Karpel Tunnel wrote: ↑June 25th, 2018, 3:40 am Sorry, hit send. Related to the above post then....According to interactionist substance dualism, nonphysical souls (such as God) can affect physical things; so "is physical" cannot be defined in terms of "affects physical things".
'belonging to the subject matter of physics' seems to me a definition not based on substance, but rather based on what a certain portion of professionals focus on as part of their research. At any given moment we can look at that set of 'things' and try to come up with a description of the properties of that set of things. It seems like each generation of these professionals infers, measures, or determines that new 'things' are affecting what was previously considered the set of physical things. These new 'things' are then considered 'physical' because they affect physical things: that is, they affect matter, energy, measuring devices, or seem to be parts of 'things' already considered physical. It is not the properties of the 'things' but the affects.

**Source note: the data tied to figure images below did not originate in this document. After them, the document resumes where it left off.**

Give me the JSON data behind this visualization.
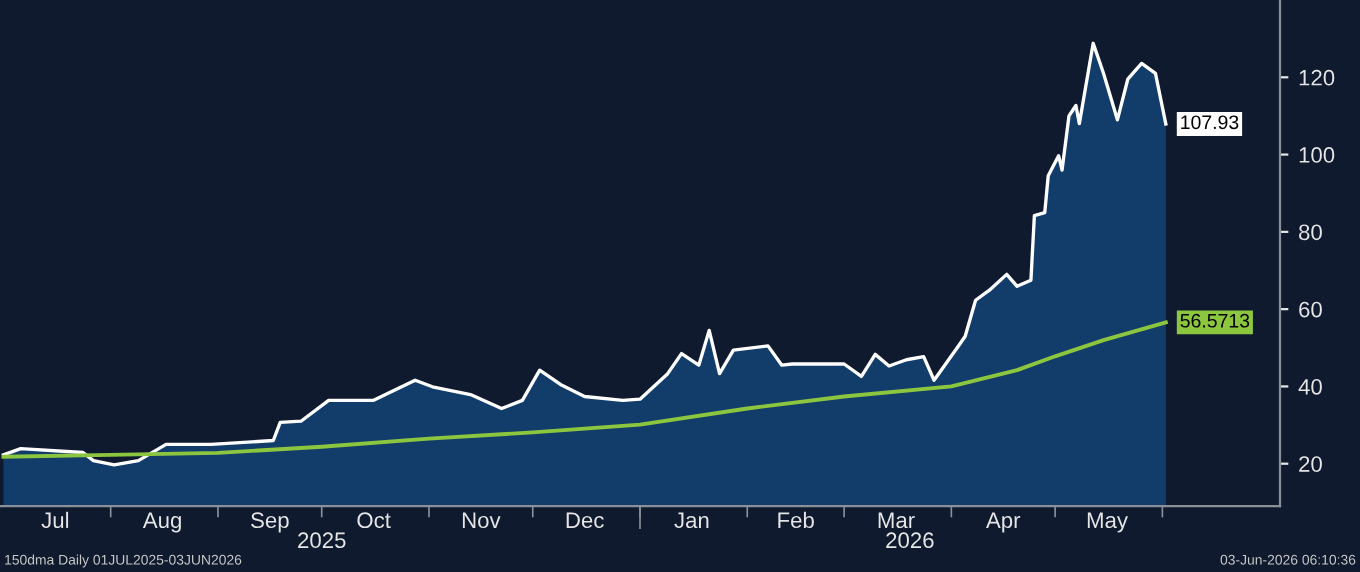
{
  "chart_data": {
    "type": "area",
    "series": [
      {
        "color": "#123d6a",
        "x": [
          "2025-07-01",
          "2025-07-06",
          "2025-07-24",
          "2025-07-27",
          "2025-08-02",
          "2025-08-09",
          "2025-08-17",
          "2025-08-30",
          "2025-09-17",
          "2025-09-19",
          "2025-09-25",
          "2025-10-03",
          "2025-10-16",
          "2025-10-28",
          "2025-11-02",
          "2025-11-13",
          "2025-11-22",
          "2025-11-28",
          "2025-12-03",
          "2025-12-09",
          "2025-12-16",
          "2025-12-27",
          "2026-01-01",
          "2026-01-05",
          "2026-01-09",
          "2026-01-13",
          "2026-01-18",
          "2026-01-21",
          "2026-01-24",
          "2026-01-28",
          "2026-02-07",
          "2026-02-11",
          "2026-02-14",
          "2026-02-24",
          "2026-03-01",
          "2026-03-06",
          "2026-03-10",
          "2026-03-14",
          "2026-03-19",
          "2026-03-24",
          "2026-03-27",
          "2026-04-03",
          "2026-04-05",
          "2026-04-08",
          "2026-04-12",
          "2026-04-17",
          "2026-04-20",
          "2026-04-24",
          "2026-04-25",
          "2026-04-28",
          "2026-04-29",
          "2026-05-02",
          "2026-05-03",
          "2026-05-05",
          "2026-05-07",
          "2026-05-08",
          "2026-05-12",
          "2026-05-15",
          "2026-05-19",
          "2026-05-22",
          "2026-05-26",
          "2026-05-30",
          "2026-06-02"
        ],
        "values": [
          22.3,
          23.9,
          22.9,
          20.8,
          19.7,
          20.8,
          25,
          25,
          26,
          30.7,
          31,
          36.4,
          36.4,
          41.6,
          39.9,
          37.9,
          34.3,
          36.4,
          44.2,
          40.5,
          37.4,
          36.4,
          36.7,
          40,
          43.3,
          48.5,
          45.5,
          54.5,
          43.3,
          49.4,
          50.5,
          45.5,
          45.8,
          45.8,
          45.8,
          42.6,
          48.3,
          45.3,
          46.9,
          47.7,
          41.6,
          50.4,
          53,
          62.3,
          64.9,
          69,
          65.9,
          67.5,
          84.2,
          85,
          94.5,
          99.7,
          96,
          110,
          112.7,
          108,
          128.8,
          121,
          109,
          119.5,
          123.6,
          121,
          107.93
        ],
        "value_labels": [
          null,
          null,
          null,
          null,
          null,
          null,
          null,
          null,
          null,
          null,
          null,
          null,
          null,
          null,
          null,
          null,
          null,
          null,
          null,
          null,
          null,
          null,
          null,
          null,
          null,
          null,
          null,
          null,
          null,
          null,
          null,
          null,
          null,
          null,
          null,
          null,
          null,
          null,
          null,
          null,
          null,
          null,
          null,
          null,
          null,
          null,
          null,
          null,
          null,
          null,
          null,
          null,
          null,
          null,
          null,
          null,
          null,
          null,
          null,
          null,
          null,
          null,
          "107.93"
        ]
      },
      {
        "type": "line",
        "color": "#8cc63f",
        "x": [
          "2025-07-01",
          "2025-08-01",
          "2025-09-01",
          "2025-10-01",
          "2025-11-01",
          "2025-12-01",
          "2026-01-01",
          "2026-02-01",
          "2026-03-01",
          "2026-04-01",
          "2026-04-20",
          "2026-05-01",
          "2026-05-15",
          "2026-06-02"
        ],
        "values": [
          21.8,
          22.3,
          22.8,
          24.4,
          26.5,
          28.1,
          30.1,
          34.3,
          37.4,
          40,
          44.2,
          47.8,
          52,
          56.5713
        ],
        "value_labels": [
          null,
          null,
          null,
          null,
          null,
          null,
          null,
          null,
          null,
          null,
          null,
          null,
          null,
          "56.5713"
        ]
      }
    ],
    "xlim": [
      "2025-06-30",
      "2026-07-05"
    ],
    "x2lim": [
      "2025-06-30",
      "2026-07-05"
    ],
    "xticks": [
      {
        "value": "2025-07-16",
        "label": "Jul"
      },
      {
        "value": "2025-08-01",
        "label": null
      },
      {
        "value": "2025-08-16",
        "label": "Aug"
      },
      {
        "value": "2025-09-01",
        "label": null
      },
      {
        "value": "2025-09-16",
        "label": "Sep"
      },
      {
        "value": "2025-10-01",
        "label": null
      },
      {
        "value": "2025-10-16",
        "label": "Oct"
      },
      {
        "value": "2025-11-01",
        "label": null
      },
      {
        "value": "2025-11-16",
        "label": "Nov"
      },
      {
        "value": "2025-12-01",
        "label": null
      },
      {
        "value": "2025-12-16",
        "label": "Dec"
      },
      {
        "value": "2026-01-01",
        "label": null
      },
      {
        "value": "2026-01-16",
        "label": "Jan"
      },
      {
        "value": "2026-02-01",
        "label": null
      },
      {
        "value": "2026-02-15",
        "label": "Feb"
      },
      {
        "value": "2026-03-01",
        "label": null
      },
      {
        "value": "2026-03-16",
        "label": "Mar"
      },
      {
        "value": "2026-04-01",
        "label": null
      },
      {
        "value": "2026-04-16",
        "label": "Apr"
      },
      {
        "value": "2026-05-01",
        "label": null
      },
      {
        "value": "2026-05-16",
        "label": "May"
      },
      {
        "value": "2026-06-01",
        "label": null
      }
    ],
    "x2ticks": [
      {
        "value": "2025-10-01",
        "label": "2025"
      },
      {
        "value": "2026-01-01",
        "label": null
      },
      {
        "value": "2026-03-20",
        "label": "2026"
      }
    ],
    "ylim": [
      9,
      140
    ],
    "yticks": [
      20,
      40,
      60,
      80,
      100,
      120
    ],
    "grid": false,
    "legend": false,
    "annotations": [
      "150dma Daily 01JUL2025-03JUN2026",
      "03-Jun-2026 06:10:36"
    ]
  }
}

If we are going to say that anything that affects the physical is physical, then we are not really saying that only a certain substance exists, but rather that we want effects we can reproduce that seem to be coming from something we have not be able to posit and verify before, before we can add it to the category physical (and the category real).
Karpel Tunnel wrote: ↑June 25th, 2018, 3:40 amIdealists my think that the physical emerges (or doesn't even emerge) from the non-physical. Until we know how far 'down' consciousness goes- with the panpsychists thinking 'all the way down' we cannot speak with full confidence about the direction of emergence. Of course many physicalists think we do know the direction of emergence.As for the direction of emergence or reduction, physicalism is certainly incompatible with an idealistic/mentalistic worldview such as Berkeley's, according to which the subject matter of physics is psychologically reducible (with physical things being nothing but collections of ideas in the minds of nonphysical souls/spirits). So here's a version of my definition that rules out that the physical is reducible to or emergent from the mental:
* An entity is physical iff it is either narrowly physical (physicSal) in the sense that it is a non-mental/non-experiential entity belonging to the subject matter of physics, or broadly physical in the sense that it is ontologically reducible to (identifiable with) or emergent from (complexes of) narrowly physical (physicSal) entities.
* Physicalism is the view that all entities (existing, real things) are concrete, and that all concrete entities belonging to the subject matter of chemistry, biology, psychology, or sociology are ontologically reducible to or emergent from (complexes of) non-mental/non-experiential entities belonging to the subject matter of physics, the fundamental science of the matter-energy-space-time world.